守屋 真実 「みんなで歌おうよ」

             続けてきた甲斐があった


 もりや・まみ ドイツ在住27年。ドイツ語教師、障がい児指導員、広島被ばく2世。父は元千代田火災勤務の守屋和郎氏 


 毎月第二月曜日の18時から首相官邸前で「安倍・菅政治を許さない!首相官邸前行動」が行われている。もともとは「桜を見る会」疑惑を徹底追及しようと始まったのだが、その後検察庁人事問題や学術会議問題などが起き、それらすべてに抗議するために上記のような名称に変わった。普通の市民が思い思いに政治や労働問題、コロナ対策、五輪強行などに対して抗議のスピーチをし、一緒に歌をうたう。参加者20~30人の小さな集会だがコロナ禍でも続け、今月で32回目になる。ご多分にもれず平均年齢の高い集まりなのだが、今年五月から一人の青年が参加し始めた。

 

 Tさん、33歳の男性。介護の現場職をしているということで、初めは控え目な言葉で人手不足や低賃金による生活苦などの改善を訴え、さらに政府のコロナ禍対策は先の大戦時同様、棄民以外の何物でもないと糾弾した。「菅政治を絶対に許さないぞ!」という言葉には力がこもった。初々しいスピーチにひときわ大きな拍手が起こったのは、こんな若者が来てくれたことが、常連参加者にとって何より嬉しいことだったからに違いない。 

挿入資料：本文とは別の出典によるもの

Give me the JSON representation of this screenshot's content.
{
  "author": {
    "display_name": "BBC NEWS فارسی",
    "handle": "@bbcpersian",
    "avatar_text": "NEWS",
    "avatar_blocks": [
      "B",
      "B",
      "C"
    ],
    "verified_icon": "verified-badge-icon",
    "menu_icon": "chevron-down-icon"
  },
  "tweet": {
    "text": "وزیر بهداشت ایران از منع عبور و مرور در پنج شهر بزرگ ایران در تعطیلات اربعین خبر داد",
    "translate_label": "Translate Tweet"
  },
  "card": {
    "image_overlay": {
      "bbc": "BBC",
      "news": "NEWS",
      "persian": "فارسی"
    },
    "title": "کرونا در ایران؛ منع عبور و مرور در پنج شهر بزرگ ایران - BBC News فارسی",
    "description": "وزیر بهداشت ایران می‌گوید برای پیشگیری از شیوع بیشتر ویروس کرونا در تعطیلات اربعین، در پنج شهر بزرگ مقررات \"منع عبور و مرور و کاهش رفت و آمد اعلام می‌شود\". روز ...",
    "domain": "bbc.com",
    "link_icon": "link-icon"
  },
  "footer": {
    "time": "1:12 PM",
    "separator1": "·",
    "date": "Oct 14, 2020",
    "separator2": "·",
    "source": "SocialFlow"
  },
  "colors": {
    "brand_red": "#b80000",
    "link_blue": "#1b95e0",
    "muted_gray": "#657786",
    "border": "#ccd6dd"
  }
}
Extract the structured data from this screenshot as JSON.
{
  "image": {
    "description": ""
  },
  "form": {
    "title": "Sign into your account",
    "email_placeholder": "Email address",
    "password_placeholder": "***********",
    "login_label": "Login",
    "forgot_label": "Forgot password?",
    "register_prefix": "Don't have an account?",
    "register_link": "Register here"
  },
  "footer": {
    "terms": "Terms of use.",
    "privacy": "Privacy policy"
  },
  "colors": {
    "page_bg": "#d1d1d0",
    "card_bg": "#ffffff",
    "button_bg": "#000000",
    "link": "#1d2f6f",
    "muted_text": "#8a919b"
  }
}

 Tさんは福祉系の大学を出て、介護の仕事を始めて9年半になるという。現場は常に人手不足で、仕事のきつさに見合う賃金が支払われていない。月に数回は夜勤をやらないと生活できるだけの収入が得られない。社会的に重要でやりがいのある仕事なのだから、公からの事業所報酬を増やして賃金を底上げすれば、介護の領域で働きたい人は増えるだろう。マッスル・スーツのような腰痛の予防になる機械や道具を積極的に導入して、労働者の身体的負担を軽減することも必要だ。自分も腰痛に悩んでいる。それなのに、政府がオリンピックや軍事費など、国民のためにならないことにばかり税金を使っているのは納得できないといったことを遠慮がちな口調で話してくれた。

 以前から政治に興味を持って新聞やテレビを見ていたが、なかなか自分から行動する機会がなかったけれど、自公政権に対する不信感がつのり、自分が動いて世の中を変えたいと思い、人づてにこの集会があることを聞いて参加し始めたそうだ。年齢の高い人ばかりの集会に来るのに抵抗はないかと聞いたら、「こういう活動をやってくれる人がいるだけでありがたい」と言ってくれた。こんな青年がいるのだと思うと、私たちも続けてきた甲斐があるというものだ。

 若者と高年齢層の間には大きな分断があるが、若い人たちから「この人たちがいてくれて良かった」と思ってもらえる活動をすることで世代間のギャップを埋め、手を取り合って社会を変えて行きたい。先は長いけれど、いつかきっとできる。